A new study finds that aerobic exercise can improve older adults’ thinking and memory, even if they’re longtime couch potatoes.
This type of exercise increases blood flow to the brain and counters the effects of normal aging, according to the study published online May 13 in the journal Neurology.
“As we all find out eventually, we lose a bit mentally and physically as we age. But even if you start an exercise program later in life, the benefit to your brain may be immense,” said study author Marc Poulin, of the University of Calgary School of Medicine in Canada.
“Sure, aerobic exercise gets blood moving through your body. As our study found, it may also get blood moving to your brain, particularly in areas responsible for verbal fluency and executive functions. Our finding may be important, especially for older adults at risk for Alzheimer’s and other dementias and brain disease,” Poulin said in a journal news release.
The study included 206 adults, average age 66, with no history of memory or heart problems.
For six months, they took part in supervised exercise program three times a week. As they progressed, their workout increased from an average 20 minutes a day to least 40 minutes. They were also asked to work out on their own once a week.
At the end of the exercise program, participants had a 5.7% improvement on tests of executive function, which includes mental abilities used to focus, plan, recall instructions and multi-task. They also had 2.4% increase in verbal fluency, a measure of how quickly a person can retrieve information.
“This change in verbal fluency is what you’d expect to see in someone five years younger,” Poulin said.

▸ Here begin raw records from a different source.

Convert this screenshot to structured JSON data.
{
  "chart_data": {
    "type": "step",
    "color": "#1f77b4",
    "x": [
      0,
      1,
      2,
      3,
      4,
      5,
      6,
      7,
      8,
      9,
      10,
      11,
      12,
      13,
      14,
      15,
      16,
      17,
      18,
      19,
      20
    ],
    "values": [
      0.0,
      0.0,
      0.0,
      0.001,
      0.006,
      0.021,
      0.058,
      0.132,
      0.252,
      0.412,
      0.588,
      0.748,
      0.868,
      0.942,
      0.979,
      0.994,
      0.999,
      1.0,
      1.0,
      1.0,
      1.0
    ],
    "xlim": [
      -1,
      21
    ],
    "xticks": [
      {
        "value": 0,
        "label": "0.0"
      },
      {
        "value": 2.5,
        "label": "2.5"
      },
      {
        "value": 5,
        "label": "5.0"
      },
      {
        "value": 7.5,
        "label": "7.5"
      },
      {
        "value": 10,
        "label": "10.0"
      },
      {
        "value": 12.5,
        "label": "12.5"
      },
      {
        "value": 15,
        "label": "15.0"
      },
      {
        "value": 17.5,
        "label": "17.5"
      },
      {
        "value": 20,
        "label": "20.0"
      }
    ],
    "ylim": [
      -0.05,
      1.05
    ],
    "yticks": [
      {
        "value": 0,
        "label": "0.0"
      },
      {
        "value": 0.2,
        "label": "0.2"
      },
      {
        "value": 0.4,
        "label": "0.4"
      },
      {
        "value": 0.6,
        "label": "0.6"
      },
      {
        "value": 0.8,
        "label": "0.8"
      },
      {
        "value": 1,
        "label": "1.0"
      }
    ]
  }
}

On average, blood flow to their brain increased 2.8% — a gain tied to a number of improvements in types of thinking that typically decline with age.
“Our study showed that six months’ worth of vigorous exercise may pump blood to regions of the brain that specifically improve your verbal skills as well as memory and mental sharpness,” Poulin said.
“At a time when these results would be expected to be decreasing due to normal aging, to have these types of increases is exciting,” he said.